A photograph of a clouded leopard from Borneo (Neofelis diardi borneensis) taken 2009 by an automated camera-trap set up by the Conservation of Carnivores in Sabah project in Tangkulap Forest Reserve, Sabah Malaysia.
Credit: Wilting & Mohamed, Sabah Wildlife Department, Sabah Forestry Department.
By sleuthing through genes found in feline pelts more than a century old, scientists have discovered that the newest species of big cat known to science, the mysterious Sunda clouded leopard, actually comes in two different types.
These big cats apparently owe their origins to cataclysmic super-volcano eruptions and rising sea levels, researchers found.
The clouded leopards — the most elusive of all the big cats — make up the group known as genus Neofelis. Seen from the foothills of the Himalayas through Southeast Asia into China, they are most notable for patches on their fur said to be shaped like clouds and for the largest canine fangs relative to their bodies of any living cat. (Despite their name, clouded leopards are not actually a kind of leopard, but are completely separate from the genus that includes lions, tigers, leopards and jaguars.)
"They're sometimes even called modern-day saber-toothed cats," researcher Andreas Wilting, a wildlife biologist at the Leibniz Institute for Zoo and Wildlife Research in Berlin, told LiveScience from Borneo.
Clouded leopard comparisons
Comparisons between the clouded leopards of mainland Asia and the Sunda Islands of Southeast Asia, which include Borneo, Java, Sumatra and Bali, revealed the Sunda clouded leopard was genetically distinct, making it the newest species of big cat known to science. [Images: Clouded Leopards & Other Baby Animals]
"The canines on the Sunda clouded leopard are even longer than seen on the mainland clouded leopard, and they have more dots in their cloud-shaped markings than mainland ones," Wilting said. "They are as genetically distinct from mainland clouded leopards as leopards are distinct from lions."
Although scientists wanted to learn more about the Sunda clouded leopard (Neofelis diardi), "they are hard to find in the forest," Wilting said. As such, he and his colleagues investigated DNA they gleaned from clouded leopard pelts, skulls, claws and bones gathered on the islands and kept in museums worldwide for up to more than a century, as well as excrement collected more recently by researchers in the field.
"Working with ancient DNA from museum specimens that were often highly degraded was a major challenge," Wilting said.

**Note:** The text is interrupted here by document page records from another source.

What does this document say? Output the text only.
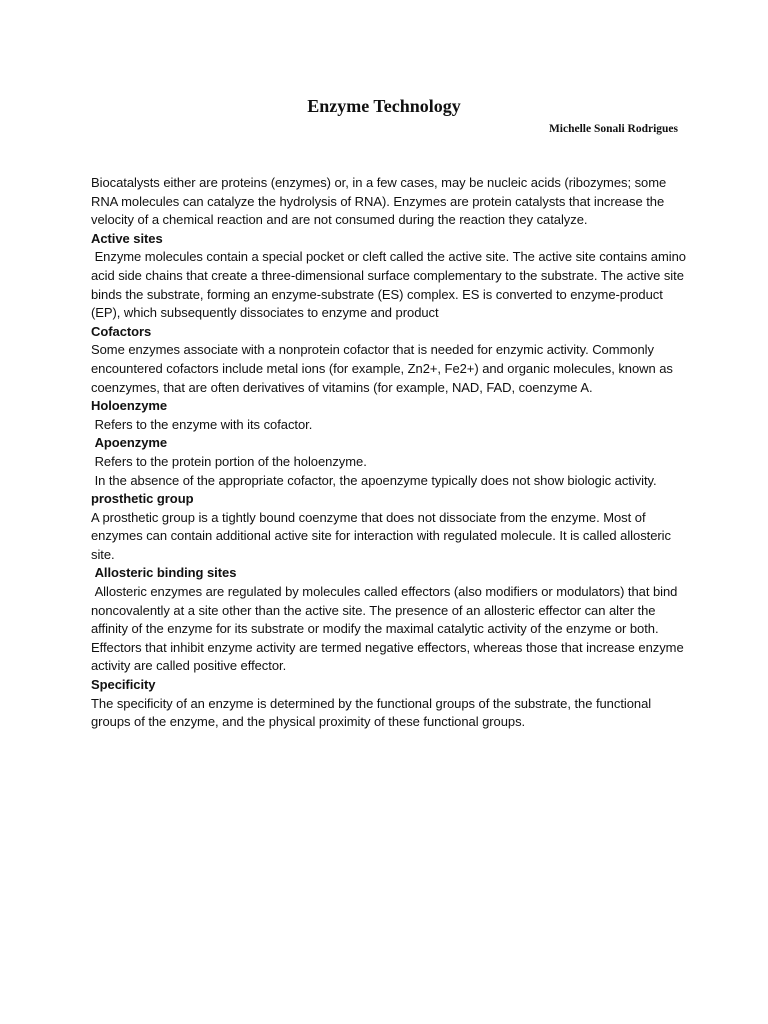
Enzyme Technology
Michelle Sonali Rodrigues

Biocatalysts either are proteins (enzymes) or, in a few cases, may be nucleic acids (ribozymes; some RNA molecules can catalyze the hydrolysis of RNA). Enzymes are protein catalysts that increase the velocity of a chemical reaction and are not consumed during the reaction they catalyze.

Active sites

Enzyme molecules contain a special pocket or cleft called the active site. The active site contains amino acid side chains that create a three-dimensional surface complementary to the substrate. The active site binds the substrate, forming an enzyme-substrate (ES) complex. ES is converted to enzyme-product (EP), which subsequently dissociates to enzyme and product

Cofactors

Some enzymes associate with a nonprotein cofactor that is needed for enzymic activity. Commonly encountered cofactors include metal ions (for example, Zn2+, Fe2+) and organic molecules, known as coenzymes, that are often derivatives of vitamins (for example, NAD, FAD, coenzyme A.

Holoenzyme

Refers to the enzyme with its cofactor.

Apoenzyme

Refers to the protein portion of the holoenzyme.

In the absence of the appropriate cofactor, the apoenzyme typically does not show biologic activity.

prosthetic group

A prosthetic group is a tightly bound coenzyme that does not dissociate from the enzyme. Most of enzymes can contain additional active site for interaction with regulated molecule. It is called allosteric site.

Allosteric binding sites

Allosteric enzymes are regulated by molecules called effectors (also modifiers or modulators) that bind noncovalently at a site other than the active site. The presence of an allosteric effector can alter the affinity of the enzyme for its substrate or modify the maximal catalytic activity of the enzyme or both. Effectors that inhibit enzyme activity are termed negative effectors, whereas those that increase enzyme activity are called positive effector.

Specificity

The specificity of an enzyme is determined by the functional groups of the substrate, the functional groups of the enzyme, and the physical proximity of these functional groups.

The scientists' genetic analysis — combined with investigation of available bones — revealed the Sunda clouded leopard is actually divided into two subspecies — Neofelis diardi diardi, indigenous to Sumatra, and Neofelis diardi borneensis, exclusive to Borneo.
"Although we suspected that Sunda clouded leopards on Borneo and Sumatra have likely been geographically separated since the last ice age, it was not known whether this long isolation had caused them to split up into separate subspecies," Wilting said.

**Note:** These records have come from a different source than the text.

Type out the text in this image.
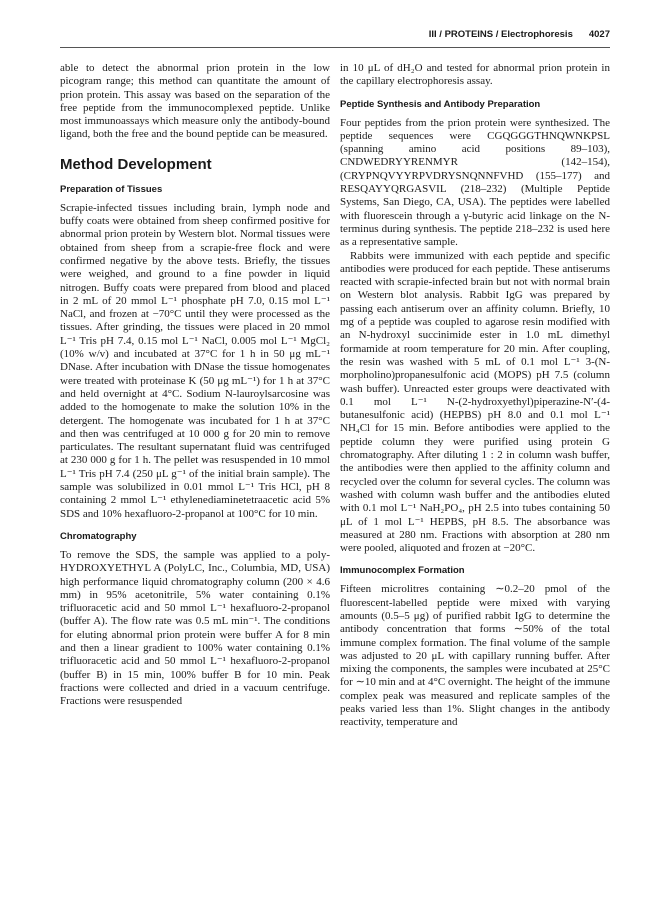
III / PROTEINS / Electrophoresis 4027

able to detect the abnormal prion protein in the low picogram range; this method can quantitate the amount of prion protein. This assay was based on the separation of the free peptide from the immunocomplexed peptide. Unlike most immunoassays which measure only the antibody-bound ligand, both the free and the bound peptide can be measured.

Method Development
Preparation of Tissues

Scrapie-infected tissues including brain, lymph node and buffy coats were obtained from sheep confirmed positive for abnormal prion protein by Western blot. Normal tissues were obtained from sheep from a scrapie-free flock and were confirmed negative by the above tests. Briefly, the tissues were weighed, and ground to a fine powder in liquid nitrogen. Buffy coats were prepared from blood and placed in 2 mL of 20 mmol L⁻¹ phosphate pH 7.0, 0.15 mol L⁻¹ NaCl, and frozen at −70°C until they were processed as the tissues. After grinding, the tissues were placed in 20 mmol L⁻¹ Tris pH 7.4, 0.15 mol L⁻¹ NaCl, 0.005 mol L⁻¹ MgCl₂ (10% w/v) and incubated at 37°C for 1 h in 50 μg mL⁻¹ DNase. After incubation with DNase the tissue homogenates were treated with proteinase K (50 μg mL⁻¹) for 1 h at 37°C and held overnight at 4°C. Sodium N-lauroylsarcosine was added to the homogenate to make the solution 10% in the detergent. The homogenate was incubated for 1 h at 37°C and then was centrifuged at 10 000 g for 20 min to remove particulates. The resultant supernatant fluid was centrifuged at 230 000 g for 1 h. The pellet was resuspended in 10 mmol L⁻¹ Tris pH 7.4 (250 μL g⁻¹ of the initial brain sample). The sample was solubilized in 0.01 mmol L⁻¹ Tris HCl, pH 8 containing 2 mmol L⁻¹ ethylenediaminetetraacetic acid 5% SDS and 10% hexafluoro-2-propanol at 100°C for 10 min.

Chromatography

To remove the SDS, the sample was applied to a poly-HYDROXYETHYL A (PolyLC, Inc., Columbia, MD, USA) high performance liquid chromatography column (200 × 4.6 mm) in 95% acetonitrile, 5% water containing 0.1% trifluoracetic acid and 50 mmol L⁻¹ hexafluoro-2-propanol (buffer A). The flow rate was 0.5 mL min⁻¹. The conditions for eluting abnormal prion protein were buffer A for 8 min and then a linear gradient to 100% water containing 0.1% trifluoracetic acid and 50 mmol L⁻¹ hexafluoro-2-propanol (buffer B) in 15 min, 100% buffer B for 10 min. Peak fractions were collected and dried in a vacuum centrifuge. Fractions were resuspended

in 10 μL of dH₂O and tested for abnormal prion protein in the capillary electrophoresis assay.

Peptide Synthesis and Antibody Preparation

Four peptides from the prion protein were synthesized. The peptide sequences were CGQGGGTHNQWNKPSL (spanning amino acid positions 89–103), CNDWEDRYYRENMYR (142–154), (CRYPNQVYYRPVDRYSNQNNFVHD (155–177) and RESQAYYQRGASVIL (218–232) (Multiple Peptide Systems, San Diego, CA, USA). The peptides were labelled with fluorescein through a γ-butyric acid linkage on the N-terminus during synthesis. The peptide 218–232 is used here as a representative sample.

Rabbits were immunized with each peptide and specific antibodies were produced for each peptide. These antiserums reacted with scrapie-infected brain but not with normal brain on Western blot analysis. Rabbit IgG was prepared by passing each antiserum over an affinity column. Briefly, 10 mg of a peptide was coupled to agarose resin modified with an N-hydroxyl succinimide ester in 1.0 mL dimethyl formamide at room temperature for 20 min. After coupling, the resin was washed with 5 mL of 0.1 mol L⁻¹ 3-(N-morpholino)propanesulfonic acid (MOPS) pH 7.5 (column wash buffer). Unreacted ester groups were deactivated with 0.1 mol L⁻¹ N-(2-hydroxyethyl)piperazine-N′-(4-butanesulfonic acid) (HEPBS) pH 8.0 and 0.1 mol L⁻¹ NH₄Cl for 15 min. Before antibodies were applied to the peptide column they were purified using protein G chromatography. After diluting 1 : 2 in column wash buffer, the antibodies were then applied to the affinity column and recycled over the column for several cycles. The column was washed with column wash buffer and the antibodies eluted with 0.1 mol L⁻¹ NaH₂PO₄, pH 2.5 into tubes containing 50 μL of 1 mol L⁻¹ HEPBS, pH 8.5. The absorbance was measured at 280 nm. Fractions with absorption at 280 nm were pooled, aliquoted and frozen at −20°C.

Immunocomplex Formation

Fifteen microlitres containing ∼0.2–20 pmol of the fluorescent-labelled peptide were mixed with varying amounts (0.5–5 μg) of purified rabbit IgG to determine the antibody concentration that forms ∼50% of the total immune complex formation. The final volume of the sample was adjusted to 20 μL with capillary running buffer. After mixing the components, the samples were incubated at 25°C for ∼10 min and at 4°C overnight. The height of the immune complex peak was measured and replicate samples of the peaks varied less than 1%. Slight changes in the antibody reactivity, temperature and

There were considerable genetic differences between the groups. There were also physical distinctions, often subtle in nature. A comparison of coat color patterns conducted by researcher Andrew Kitchener from National Museums Scotland saw only small deviations between the groups, which could be due to how the highly similar tropical habitats on the islands demanded similar camouflage strategies. The skulls also showed minor variations, according to researcher Per Christiansen of the University of Aalborg in Denmark — for instance, the Sumatra cat has a slightly wider nasal aperture relative to muzzle width than the Borneo one.
Super volcanoes and natural disasters
By looking at the number of mutations seen in the clouded leopard genomes and estimating how often these genetic changes occurred, the researchers could estimate roughly when the Sunda clouded leopard split off from the mainland clouded leopard (Neofelis nebulosa), and when the two subspecies of Sunda clouded leopard diverged from each other.

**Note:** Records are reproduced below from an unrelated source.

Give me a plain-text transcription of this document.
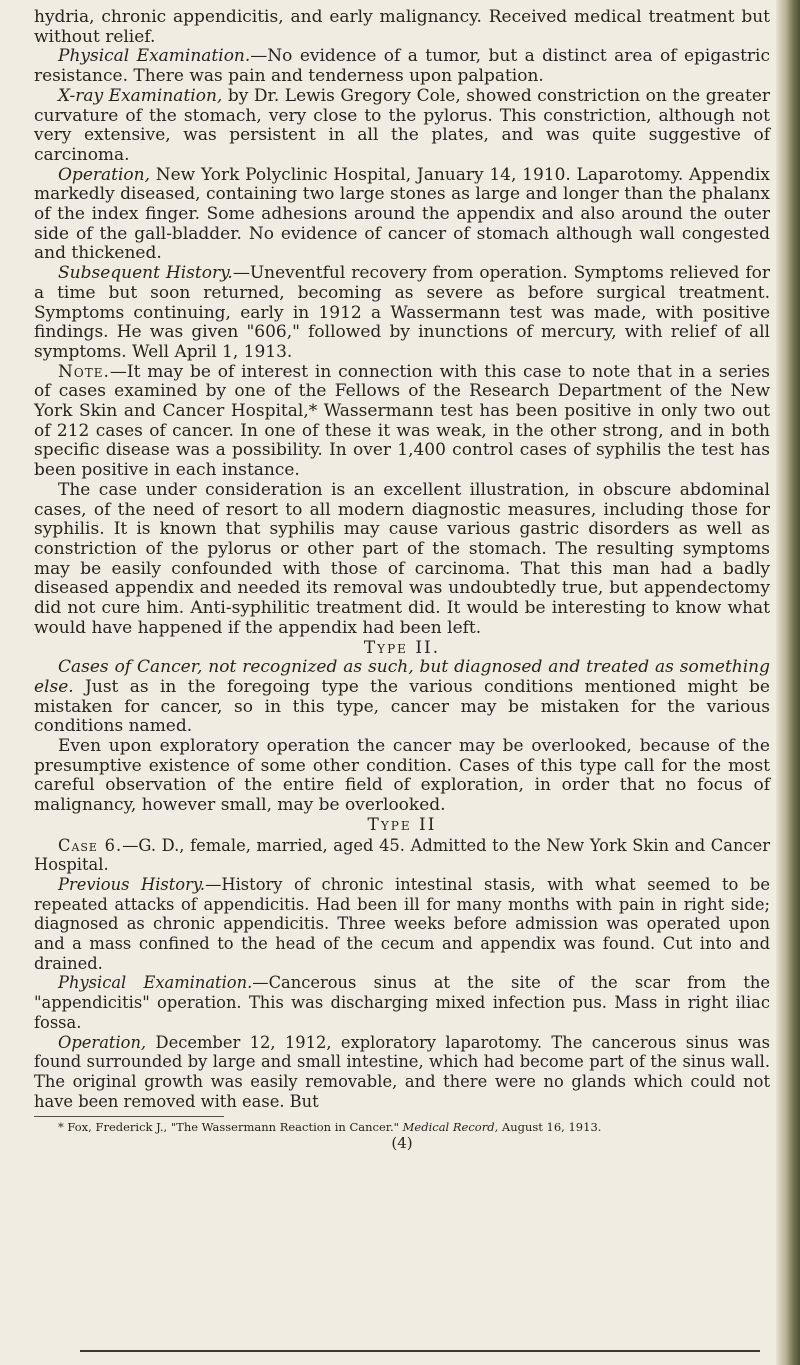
hydria, chronic appendicitis, and early malignancy. Received medical treatment but without relief.

Physical Examination.—No evidence of a tumor, but a distinct area of epigastric resistance. There was pain and tenderness upon palpation.

X-ray Examination, by Dr. Lewis Gregory Cole, showed constriction on the greater curvature of the stomach, very close to the pylorus. This constriction, although not very extensive, was persistent in all the plates, and was quite suggestive of carcinoma.

Operation, New York Polyclinic Hospital, January 14, 1910. Laparotomy. Appendix markedly diseased, containing two large stones as large and longer than the phalanx of the index finger. Some adhesions around the appendix and also around the outer side of the gall-bladder. No evidence of cancer of stomach although wall congested and thickened.

Subsequent History.—Uneventful recovery from operation. Symptoms relieved for a time but soon returned, becoming as severe as before surgical treatment. Symptoms continuing, early in 1912 a Wassermann test was made, with positive findings. He was given "606," followed by inunctions of mercury, with relief of all symptoms. Well April 1, 1913.

Note.—It may be of interest in connection with this case to note that in a series of cases examined by one of the Fellows of the Research Department of the New York Skin and Cancer Hospital,* Wassermann test has been positive in only two out of 212 cases of cancer. In one of these it was weak, in the other strong, and in both specific disease was a possibility. In over 1,400 control cases of syphilis the test has been positive in each instance.

The case under consideration is an excellent illustration, in obscure abdominal cases, of the need of resort to all modern diagnostic measures, including those for syphilis. It is known that syphilis may cause various gastric disorders as well as constriction of the pylorus or other part of the stomach. The resulting symptoms may be easily confounded with those of carcinoma. That this man had a badly diseased appendix and needed its removal was undoubtedly true, but appendectomy did not cure him. Anti-syphilitic treatment did. It would be interesting to know what would have happened if the appendix had been left.

Type II.

Cases of Cancer, not recognized as such, but diagnosed and treated as something else. Just as in the foregoing type the various conditions mentioned might be mistaken for cancer, so in this type, cancer may be mistaken for the various conditions named.

Even upon exploratory operation the cancer may be overlooked, because of the presumptive existence of some other condition. Cases of this type call for the most careful observation of the entire field of exploration, in order that no focus of malignancy, however small, may be overlooked.

Type II

Case 6.—G. D., female, married, aged 45. Admitted to the New York Skin and Cancer Hospital.

Previous History.—History of chronic intestinal stasis, with what seemed to be repeated attacks of appendicitis. Had been ill for many months with pain in right side; diagnosed as chronic appendicitis. Three weeks before admission was operated upon and a mass confined to the head of the cecum and appendix was found. Cut into and drained.

Physical Examination.—Cancerous sinus at the site of the scar from the "appendicitis" operation. This was discharging mixed infection pus. Mass in right iliac fossa.

Operation, December 12, 1912, exploratory laparotomy. The cancerous sinus was found surrounded by large and small intestine, which had become part of the sinus wall. The original growth was easily removable, and there were no glands which could not have been removed with ease. But

* Fox, Frederick J., "The Wassermann Reaction in Cancer." Medical Record, August 16, 1913.

(4)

The timing of these divergences hints that natural disasters and rising sea levels were responsible for these splits. To start with, the eruption of the "super volcano" Toba on Sumatra roughly 75,000 years ago probably devastated Southeast Asia, with only two groups of clouded leopards surviving, the mainland ones in southern China and the Sunda cats in Borneo. The latter then colonized Sumatra, and once sea levels rose, eliminating the land bridges that once connected the Sunda Islands, the isolated population developed into a new subspecies.
"I find it most fascinating how we can work with DNA samples to look at the history of clouded leopards and see what their evolution was — when they split apart, and what might have done it," Wilting said.
Both subspecies of Sunda clouded leopard are classified as endangered, since their numbers are low just like all other big cats. In order to save the Sunda clouded leopard, it is paramount to protect large areas of forest in Borneo and Sumatra or at least to manage them sustainably, Wilting said. The researchers are working closely with wildlife officials in the Malaysian state of Sabah in Borneo to investigate and conserve the cats.
"This knowledge that there are two subspecies of Sunda clouded leopard is very important for breeding programs that might help save these cats in captivity," Wilting said. "If you want to protect their genetic diversity when breeding them, you should keep them separate and not merge them."
The scientists will detail their findings in an upcoming issue of the journal Molecular Phylogenetics and Evolution.